Lamprophyre

Lamprophyre is an unusual group of dark, igneous rocks, which due to their chemical composition belong to the alkali rocks. The name "lamprophyre" comes from the Greek and means "bright" or "shiny", referring to the crystal faces of amphibole and biotite, which shine brightly when freshly struck. Carl Wilhelm von Gümbel introduced the term in 1874. Lamprophyres occur either as little thick intrusions or as veins and stock veins. They are often used as decorative stones and building materials [1External link].

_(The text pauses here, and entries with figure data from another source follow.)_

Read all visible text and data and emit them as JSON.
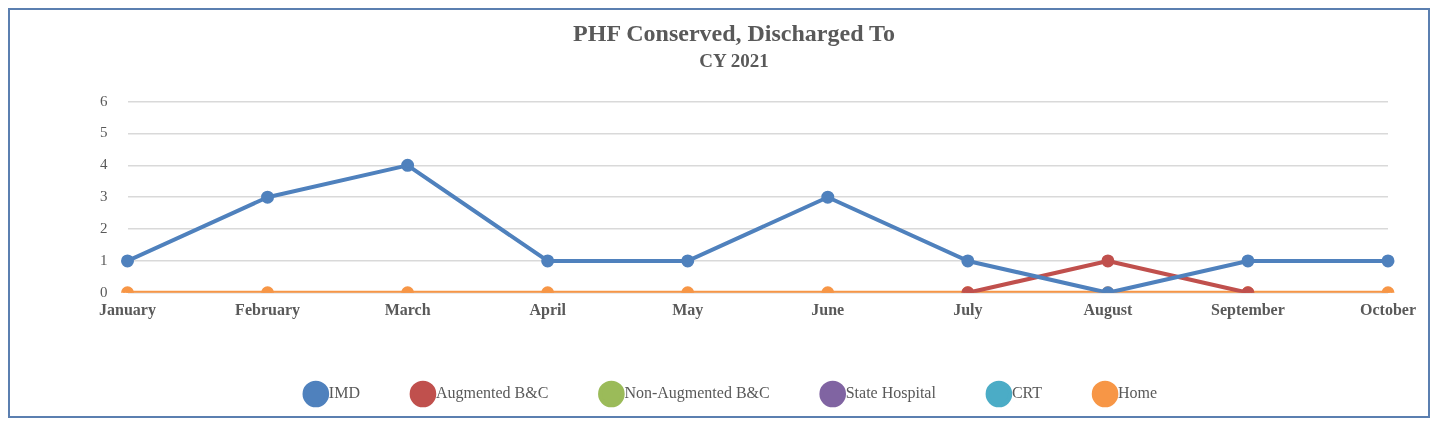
{
  "chart_data": {
    "type": "line",
    "title": "PHF Conserved, Discharged To",
    "subtitle": "CY 2021",
    "categories": [
      "January",
      "February",
      "March",
      "April",
      "May",
      "June",
      "July",
      "August",
      "September",
      "October"
    ],
    "series": [
      {
        "name": "IMD",
        "color": "#4f81bd",
        "values": [
          1,
          3,
          4,
          1,
          1,
          3,
          1,
          0,
          1,
          1
        ]
      },
      {
        "name": "Augmented B&C",
        "color": "#c0504d",
        "values": [
          null,
          null,
          null,
          null,
          null,
          null,
          0,
          1,
          0,
          null
        ]
      },
      {
        "name": "Non-Augmented B&C",
        "color": "#9bbb59",
        "values": [
          null,
          null,
          null,
          null,
          null,
          null,
          null,
          null,
          null,
          null
        ]
      },
      {
        "name": "State Hospital",
        "color": "#8064a2",
        "values": [
          null,
          null,
          null,
          null,
          null,
          null,
          null,
          null,
          null,
          null
        ]
      },
      {
        "name": "CRT",
        "color": "#4bacc6",
        "values": [
          null,
          null,
          null,
          null,
          null,
          null,
          null,
          null,
          null,
          null
        ]
      },
      {
        "name": "Home",
        "color": "#f79646",
        "values": [
          0,
          0,
          0,
          0,
          0,
          0,
          0,
          0,
          0,
          0
        ]
      }
    ],
    "ylim": [
      0,
      6
    ],
    "yticks": [
      0,
      1,
      2,
      3,
      4,
      5,
      6
    ],
    "grid": "y",
    "legend": "bottom",
    "marker": "circle",
    "line_style": "solid"
  }
}
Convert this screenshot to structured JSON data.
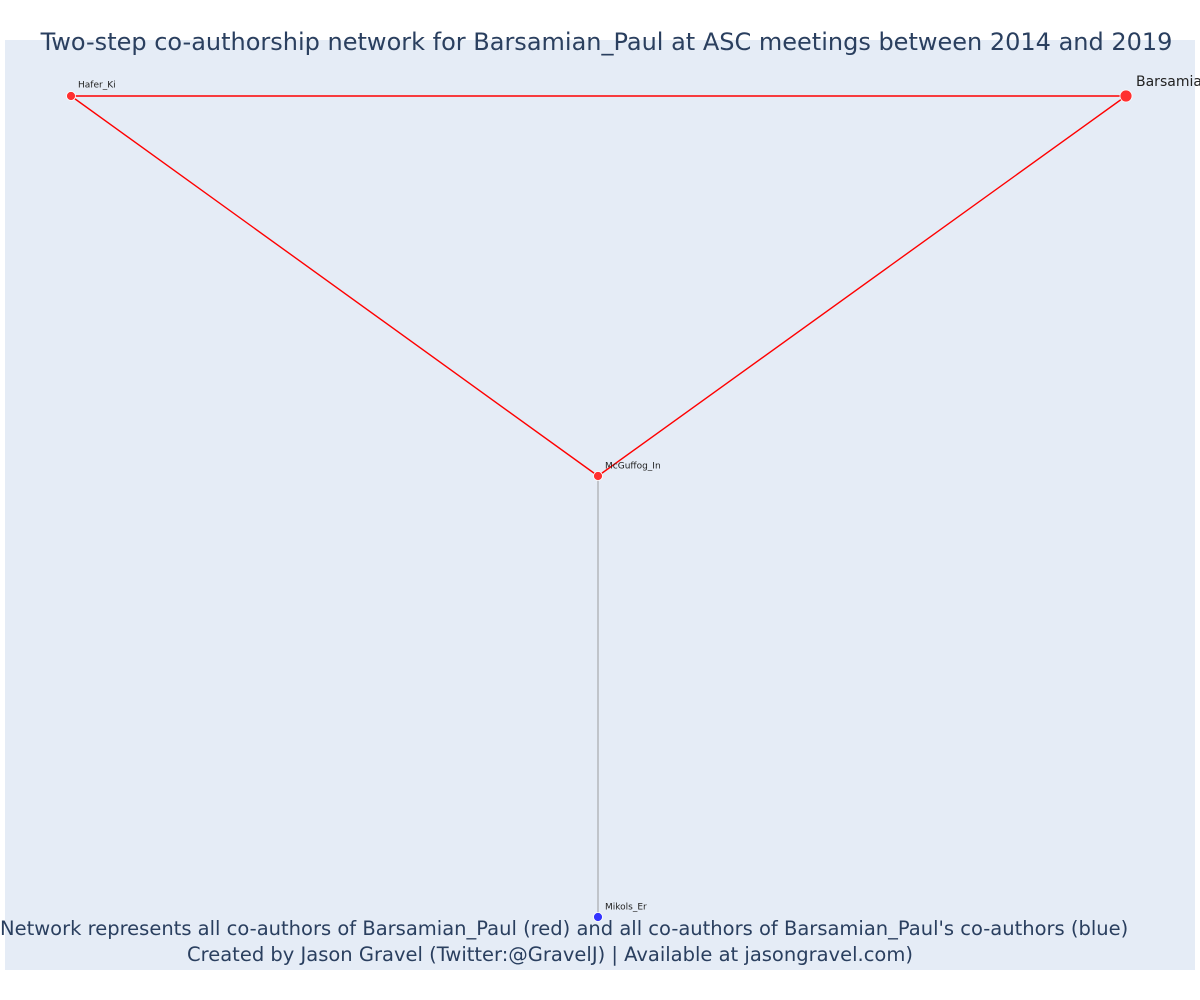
{
  "title": "Two-step co-authorship network for Barsamian_Paul at ASC meetings between 2014 and 2019",
  "caption": {
    "line1": "Network represents all co-authors of Barsamian_Paul (red) and all co-authors of Barsamian_Paul's co-authors (blue)",
    "line2": "Created by Jason Gravel (Twitter:@GravelJ) | Available at jasongravel.com)"
  },
  "colors": {
    "plot_background": "#e5ecf6",
    "coauthor": "#ff0000",
    "second_degree": "#0000ff",
    "text": "#2a3f5f"
  },
  "network": {
    "nodes": [
      {
        "id": "Barsamian_Paul",
        "label": "Barsamian_Paul",
        "group": "focal",
        "color": "red"
      },
      {
        "id": "Hafer_Ki",
        "label": "Hafer_Ki",
        "group": "coauthor",
        "color": "red"
      },
      {
        "id": "McGuffog_In",
        "label": "McGuffog_In",
        "group": "coauthor",
        "color": "red"
      },
      {
        "id": "Mikols_Er",
        "label": "Mikols_Er",
        "group": "second_degree",
        "color": "blue"
      }
    ],
    "edges": [
      {
        "source": "Hafer_Ki",
        "target": "Barsamian_Paul",
        "color": "red"
      },
      {
        "source": "Hafer_Ki",
        "target": "McGuffog_In",
        "color": "red"
      },
      {
        "source": "McGuffog_In",
        "target": "Barsamian_Paul",
        "color": "red"
      },
      {
        "source": "McGuffog_In",
        "target": "Mikols_Er",
        "color": "gray"
      }
    ]
  }
}
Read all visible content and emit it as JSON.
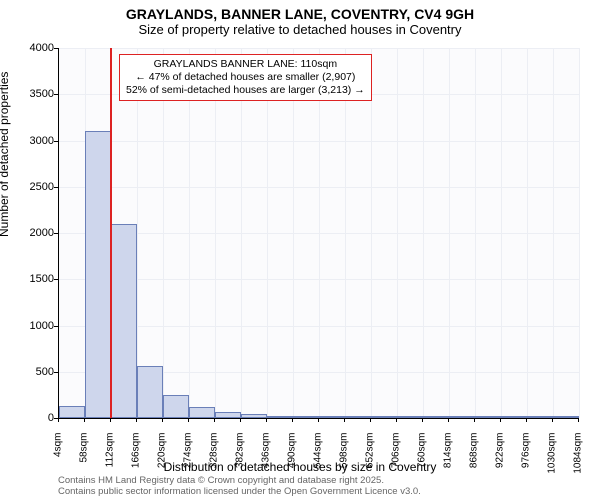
{
  "title_main": "GRAYLANDS, BANNER LANE, COVENTRY, CV4 9GH",
  "title_sub": "Size of property relative to detached houses in Coventry",
  "y_axis_label": "Number of detached properties",
  "x_axis_label": "Distribution of detached houses by size in Coventry",
  "chart": {
    "type": "histogram",
    "background_color": "#fbfbfd",
    "grid_color": "#eceef4",
    "bar_fill": "#ced6ec",
    "bar_border": "#6a7fb8",
    "marker_color": "#dd2222",
    "ylim": [
      0,
      4000
    ],
    "ytick_step": 500,
    "yticks": [
      0,
      500,
      1000,
      1500,
      2000,
      2500,
      3000,
      3500,
      4000
    ],
    "xtick_labels": [
      "4sqm",
      "58sqm",
      "112sqm",
      "166sqm",
      "220sqm",
      "274sqm",
      "328sqm",
      "382sqm",
      "436sqm",
      "490sqm",
      "544sqm",
      "598sqm",
      "652sqm",
      "706sqm",
      "760sqm",
      "814sqm",
      "868sqm",
      "922sqm",
      "976sqm",
      "1030sqm",
      "1084sqm"
    ],
    "xtick_step": 54,
    "x_min": 4,
    "x_max": 1084,
    "bars": [
      {
        "x_start": 4,
        "x_end": 58,
        "value": 130
      },
      {
        "x_start": 58,
        "x_end": 112,
        "value": 3100
      },
      {
        "x_start": 112,
        "x_end": 166,
        "value": 2100
      },
      {
        "x_start": 166,
        "x_end": 220,
        "value": 560
      },
      {
        "x_start": 220,
        "x_end": 274,
        "value": 250
      },
      {
        "x_start": 274,
        "x_end": 328,
        "value": 120
      },
      {
        "x_start": 328,
        "x_end": 382,
        "value": 60
      },
      {
        "x_start": 382,
        "x_end": 436,
        "value": 40
      },
      {
        "x_start": 436,
        "x_end": 490,
        "value": 25
      },
      {
        "x_start": 490,
        "x_end": 544,
        "value": 15
      },
      {
        "x_start": 544,
        "x_end": 598,
        "value": 8
      },
      {
        "x_start": 598,
        "x_end": 652,
        "value": 5
      },
      {
        "x_start": 652,
        "x_end": 706,
        "value": 4
      },
      {
        "x_start": 706,
        "x_end": 760,
        "value": 3
      },
      {
        "x_start": 760,
        "x_end": 814,
        "value": 2
      },
      {
        "x_start": 814,
        "x_end": 868,
        "value": 2
      },
      {
        "x_start": 868,
        "x_end": 922,
        "value": 1
      },
      {
        "x_start": 922,
        "x_end": 976,
        "value": 1
      },
      {
        "x_start": 976,
        "x_end": 1030,
        "value": 1
      },
      {
        "x_start": 1030,
        "x_end": 1084,
        "value": 1
      }
    ],
    "marker_at": 110
  },
  "info_box": {
    "line1": "GRAYLANDS BANNER LANE: 110sqm",
    "line2": "← 47% of detached houses are smaller (2,907)",
    "line3": "52% of semi-detached houses are larger (3,213) →"
  },
  "footer": {
    "line1": "Contains HM Land Registry data © Crown copyright and database right 2025.",
    "line2": "Contains public sector information licensed under the Open Government Licence v3.0."
  }
}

Lamprophyres consist of fine- to medium-grained rock components, often with a strongly porphyritic texture. Major minerals include biotite, amphibole, and pyroxene, with clinopyroxene and olivine sometimes present. The groundmass of the lamprophyre is either feldspar or foids. Characteristic of lamprophyres is their medium to strong dark coloration, although they are rarely ultramafic. They contain high concentrations of lithophilic elements such as potassium, sodium, barium, cesium, rubidium, and strontium, as well as high nickel and chromium contents. Silicon content, on the other hand, is low. Lamprophyres are known for their high variability in K/Na ratios. Some lamprophyres exhibit a sodium predominance, although they are generally ultrapotassic [1External link].

Lamprophyres often contain secondary minerals such as calcite and zeolites, which are commonly associated with ocelli. Ocelli are leucocrate spherical to lenticular inclusions interpreted as immiscible foreign or residual melts. The origin of the lamprophyre is not yet fully understood. Some geologists suspect a connection with subduction processes, while others consider them as residual melts of plutons. A connection to hotspot mantle plumes or deep tectonic faults is also possible [1External link].

Lamprophyres show evidence of a great depth of melting of the magma from which they were formed, as they show a predominance of mafic minerals. The high content of potassium-rich minerals suggests that the source rock was not partially molten. There is little evidence of fractional crystallization, but much evidence of mineral transport and mixing processes during formation.